Australia 'playing its part'
But Environment Minister and Member for Farrer Sussan Ley said the budget had "locked in $2.3 billion of spending on the environment".
"I would be very happy to take the good doctor through what we're doing in climate resilience, adaption and mitigation," she said.
"Australia plays its part internationally, as do other countries, as they should."
The ABC's analysis of the budget's winners and losers rates renewable energy as a loser, the environment as neutral, and the Great Barrier Reef as a winner.
Ms Ley said most rural doctors she spoke to talked "about rural health services in regional Australia".
"I'd like to make it clear that this budget backs in new, improved and enhanced regional health facilities, particularly when it comes to MRIs, which haven't always been subsidised, but now will be," she said.
Mitigation verses adaptation
The Climate Council said the funding announcements were focused on mitigating the impacts of climate change — such as an estimated $5 billion over two years to support flood-affected communities — but did not do enough to address the root cause in fossil fuel emissions.

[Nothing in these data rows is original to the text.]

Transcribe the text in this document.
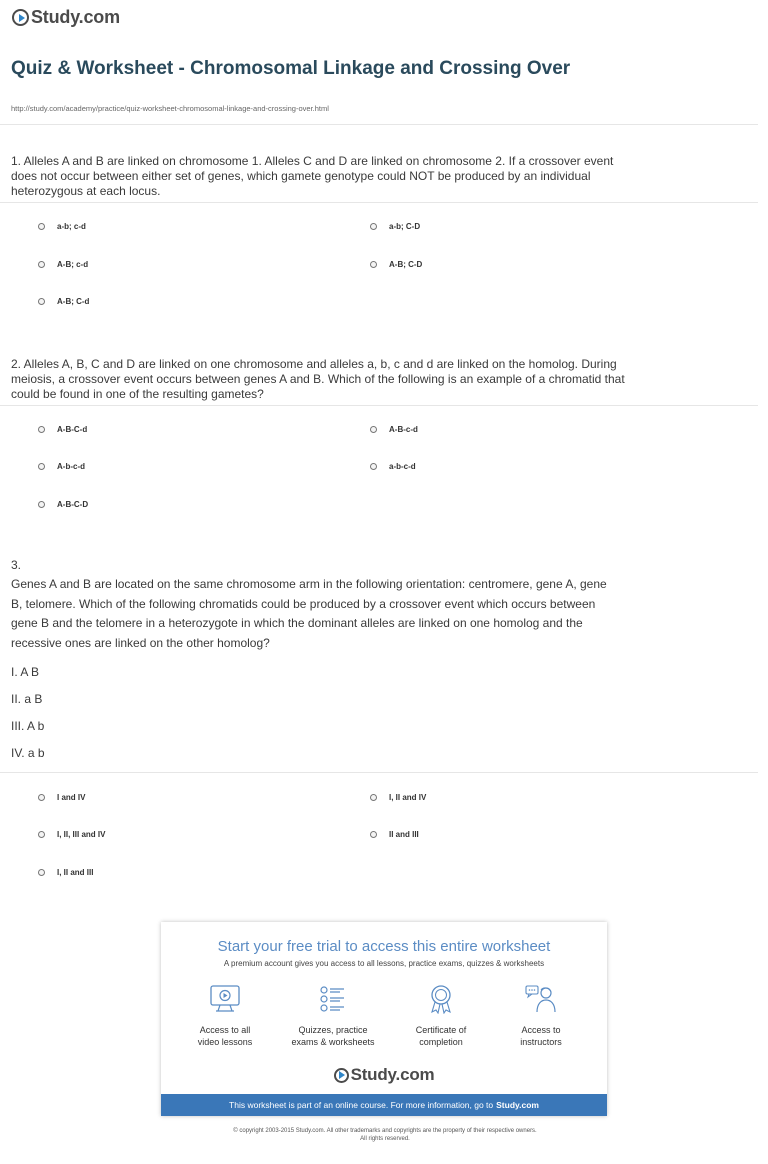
Study.com
Quiz & Worksheet - Chromosomal Linkage and Crossing Over
http://study.com/academy/practice/quiz-worksheet-chromosomal-linkage-and-crossing-over.html

1. Alleles A and B are linked on chromosome 1. Alleles C and D are linked on chromosome 2. If a crossover event does not occur between either set of genes, which gamete genotype could NOT be produced by an individual heterozygous at each locus.

a-b; c-d	a-b; C-D
A-B; c-d	A-B; C-D
A-B; C-d

2. Alleles A, B, C and D are linked on one chromosome and alleles a, b, c and d are linked on the homolog. During meiosis, a crossover event occurs between genes A and B. Which of the following is an example of a chromatid that could be found in one of the resulting gametes?

A-B-C-d	A-B-c-d
A-b-c-d	a-b-c-d
A-B-C-D
3.

Genes A and B are located on the same chromosome arm in the following orientation: centromere, gene A, gene B, telomere. Which of the following chromatids could be produced by a crossover event which occurs between gene B and the telomere in a heterozygote in which the dominant alleles are linked on one homolog and the recessive ones are linked on the other homolog?

I. A B
II. a B
III. A b
IV. a b
I and IV	I, II and IV
I, II, III and IV	II and III
I, II and III
Start your free trial to access this entire worksheet
A premium account gives you access to all lessons, practice exams, quizzes & worksheets
Access to all
video lessons
Quizzes, practice
exams & worksheets
Certificate of
completion
Access to
instructors
Study.com
This worksheet is part of an online course. For more information, go to Study.com
© copyright 2003-2015 Study.com. All other trademarks and copyrights are the property of their respective owners.
All rights reserved.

Leading economist Nicki Hutley calculated that 0.3 per cent of total expenditure for 2021-2024 was committed to climate change initiatives, falling to 0.2 per cent in 2024-2026.
Dr Phair said regional communities already facing the impacts of climate change would ultimately lose out.
"We've seen over the past few years increasing numbers of disasters in terms of bushfires, and the really severe floods this year that have devastated many communities," he said.
"And this budget has quite simply failed to take any meaningful action on climate change.
"In fact, there's a suggestion that a lot of the worthwhile programs are going to be cut back rather than accelerated, so that's a bitter disappointment."